Barigye urges farmers to register with ASGO to meet the challenge of inadequate supply. The members are subsequently trained on preservation and how to urinate.
Barigye advises that qualified personnel need to handle urine.
Kamya cautions against using human urine as the only fertiliser since it runs the risk of accumulating sodium salt in the soil.
“This accumulation is more than responsible for the burning effect observed with urine usage. However, a good application of either charcoal dust or manure should somehow offset this problem due to its advantage of binding the ammonia instead of it escaping to the atmosphere.”
When to apply
Kamya advises that application of urine after germination has no impact on seedlings.
ASGO has 98,000 producers of urine in 78 districts in Uganda.
“We shall give each member food for free after its production in six months’ time,”he said.
ASGO aims at replacing artificial with organic ones which they say are essential for crop production.

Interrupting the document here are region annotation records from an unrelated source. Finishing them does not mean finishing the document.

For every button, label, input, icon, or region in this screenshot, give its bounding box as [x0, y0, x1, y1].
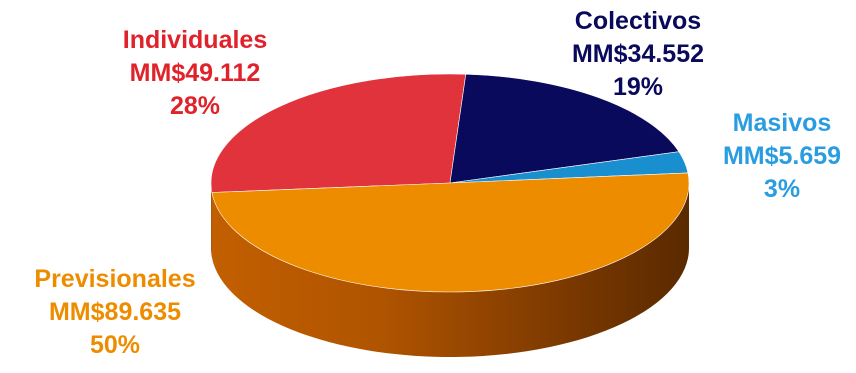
slice-name-label: Previsionales — [34, 265, 196, 293]
slice-name-label: Colectivos — [574, 7, 702, 35]
slice-percent-label: 28% — [169, 92, 221, 120]
slice-amount-label: MM$89.635 — [48, 298, 182, 326]
slice-percent-label: 50% — [89, 331, 141, 359]
pie-slice-colectivos — [449, 73, 680, 184]
slice-percent-label: 3% — [763, 175, 801, 203]
pie-side-wall — [211, 183, 689, 357]
pie-slice-previsionales — [211, 172, 690, 293]
slice-label-previsionales: Previsionales MM$89.635 50% — [0, 263, 230, 362]
slice-amount-label: MM$49.112 — [129, 59, 261, 87]
slice-label-colectivos: Colectivos MM$34.552 19% — [548, 5, 728, 104]
slice-label-individuales: Individuales MM$49.112 28% — [95, 24, 295, 123]
pie-slice-individuales — [210, 73, 467, 193]
slice-amount-label: MM$34.552 — [571, 40, 705, 68]
slice-name-label: Individuales — [122, 26, 268, 54]
slice-amount-label: MM$5.659 — [722, 142, 842, 170]
slice-name-label: Masivos — [732, 109, 832, 137]
slice-percent-label: 19% — [612, 73, 664, 101]
pie-side-wall — [211, 183, 212, 258]
slice-label-masivos: Masivos MM$5.659 3% — [692, 107, 856, 206]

Human urine is one of the fastest-acting, most excellent sources of nitrogen, phosphorous, potassium and trace elements for plants, delivered in a form that’s perfect for assimilation. Dilute in 30-50 parts water for use on pot plants, which are much more sensitive to fertilisers of any kind.
Using urine instead of disposing of it also cuts down on river pollution: urine is a major source of nitrogen, which, if an expensive denitrification process is not undertaken at the water treatment plant, can contribute to river eutrophication. Excessive levels of nutrients in our effluent systems leads to the growth of algae.